No one watched Einstein.

Except Bree.

He’d finished securing the small cylinder in the frame channel and was threading the hose along a narrow groove, pinning it under the existing wiring so that at a glance, it looked like part of the original loom. His movements were brisk and confident.

She squinted, trying to follow the line. The hose ran up toward the front of the bike, disappearing under the tank, then emerging again near the handlebars. He looped it around a bracket, then connected it to something that looked innocuous: a small pressure switch wired into the horn assembly.

She saw his fingers test it, pressing the horn button once. No sound. He adjusted a screw, pressed again. Still no audible honk.

But the tiny gauge near the cylinder’s valve fluttered.

Her skin prickled.

She remembered Brian leaning against Hank’s trailer, listing ways to cheat. Hidden nitrous. Illegal mapping. Tricks that give a burst of power when you need it.

She didn’t know what exactly sat inside that little cylinder, but she knew it wasn’t stock. She knew the frame hadn’t been built to house it, because she’d watched that same frame earlier, empty. She remembered how clean the inside line had looked when one of the other techs had run a cloth along it.

Her mouth went dry.

Einstein worked quickly, securing the frame panel back into place. Once it was closed, you wouldn’t know anything lurked under there unless you knew where to press.

He smoothed a hand along the metal, satisfied, then stood and stretched his back. He glanced toward the argument by the suit, rolled his eyes once, and turned to put his tools away.

Bree realized she’d been holding her breath.

Carmen nudged her elbow. “You okay?”

Bree forced her mouth into something like a smile. “Yeah. Just… loud in here.”

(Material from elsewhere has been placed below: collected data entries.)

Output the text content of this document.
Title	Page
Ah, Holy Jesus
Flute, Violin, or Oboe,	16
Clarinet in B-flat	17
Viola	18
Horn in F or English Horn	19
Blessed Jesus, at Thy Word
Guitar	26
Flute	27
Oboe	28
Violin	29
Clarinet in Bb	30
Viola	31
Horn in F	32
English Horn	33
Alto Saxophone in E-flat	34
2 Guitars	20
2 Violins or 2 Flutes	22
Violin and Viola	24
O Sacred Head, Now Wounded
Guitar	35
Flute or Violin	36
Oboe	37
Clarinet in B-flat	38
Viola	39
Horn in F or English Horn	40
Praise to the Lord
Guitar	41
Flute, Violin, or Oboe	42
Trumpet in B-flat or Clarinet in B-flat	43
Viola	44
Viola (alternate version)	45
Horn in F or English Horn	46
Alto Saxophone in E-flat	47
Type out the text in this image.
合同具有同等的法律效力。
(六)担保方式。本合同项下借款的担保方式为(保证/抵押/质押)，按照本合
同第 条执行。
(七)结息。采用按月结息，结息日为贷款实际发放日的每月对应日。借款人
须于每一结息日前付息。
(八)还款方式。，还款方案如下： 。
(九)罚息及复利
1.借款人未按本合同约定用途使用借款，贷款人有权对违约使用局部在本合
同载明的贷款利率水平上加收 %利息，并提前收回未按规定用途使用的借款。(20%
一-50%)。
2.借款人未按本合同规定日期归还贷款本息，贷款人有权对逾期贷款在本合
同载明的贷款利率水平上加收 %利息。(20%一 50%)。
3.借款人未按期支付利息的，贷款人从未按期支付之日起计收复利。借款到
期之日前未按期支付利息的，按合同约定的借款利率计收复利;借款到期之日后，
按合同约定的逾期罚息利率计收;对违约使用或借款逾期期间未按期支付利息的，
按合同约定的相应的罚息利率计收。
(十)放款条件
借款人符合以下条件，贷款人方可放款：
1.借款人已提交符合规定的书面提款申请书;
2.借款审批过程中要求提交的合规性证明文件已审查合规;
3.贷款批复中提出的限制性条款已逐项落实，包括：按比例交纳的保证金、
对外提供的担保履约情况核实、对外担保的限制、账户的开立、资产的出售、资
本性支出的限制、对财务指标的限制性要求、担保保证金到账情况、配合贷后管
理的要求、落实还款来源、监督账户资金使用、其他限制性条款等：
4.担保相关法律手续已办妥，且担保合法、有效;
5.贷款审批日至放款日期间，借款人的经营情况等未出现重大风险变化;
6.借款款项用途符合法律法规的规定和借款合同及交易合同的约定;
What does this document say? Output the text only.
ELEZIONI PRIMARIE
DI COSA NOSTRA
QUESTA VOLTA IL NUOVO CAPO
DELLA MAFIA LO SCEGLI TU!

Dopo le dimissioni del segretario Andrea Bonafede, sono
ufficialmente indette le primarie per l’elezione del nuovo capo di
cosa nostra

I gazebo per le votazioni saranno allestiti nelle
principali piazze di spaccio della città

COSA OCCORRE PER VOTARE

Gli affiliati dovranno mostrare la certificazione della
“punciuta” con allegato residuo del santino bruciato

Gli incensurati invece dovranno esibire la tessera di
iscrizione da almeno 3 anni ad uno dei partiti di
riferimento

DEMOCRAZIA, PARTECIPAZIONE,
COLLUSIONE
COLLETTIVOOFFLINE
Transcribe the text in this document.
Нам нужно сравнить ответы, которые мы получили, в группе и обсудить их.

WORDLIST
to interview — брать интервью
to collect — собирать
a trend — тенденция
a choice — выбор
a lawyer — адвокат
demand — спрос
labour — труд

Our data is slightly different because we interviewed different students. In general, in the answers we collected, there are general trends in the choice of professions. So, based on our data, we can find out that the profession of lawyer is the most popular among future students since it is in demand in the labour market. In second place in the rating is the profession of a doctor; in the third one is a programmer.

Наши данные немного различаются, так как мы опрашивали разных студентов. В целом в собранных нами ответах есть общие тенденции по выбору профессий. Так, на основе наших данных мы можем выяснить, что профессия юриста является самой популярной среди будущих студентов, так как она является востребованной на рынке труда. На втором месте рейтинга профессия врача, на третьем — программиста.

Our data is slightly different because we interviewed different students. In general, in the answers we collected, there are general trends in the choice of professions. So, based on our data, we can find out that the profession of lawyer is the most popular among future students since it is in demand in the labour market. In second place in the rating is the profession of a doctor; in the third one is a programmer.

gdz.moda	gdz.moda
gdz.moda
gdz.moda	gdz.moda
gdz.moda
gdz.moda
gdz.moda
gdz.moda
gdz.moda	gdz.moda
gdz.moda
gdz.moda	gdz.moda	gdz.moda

Carmen accepted that, thankfully. She didn’t push. Most people would’ve asked more questions, poked at her expression, tried to drag out what she was thinking. Carmen simply turned her attention back to the suit fight without a second glance.

Bree breathed out slowly.

Her pulse hadn’t steadied. Her hands hadn’t either. She pressed her fingers around her sketchbook to mask the tremor and focused on slowing her breath.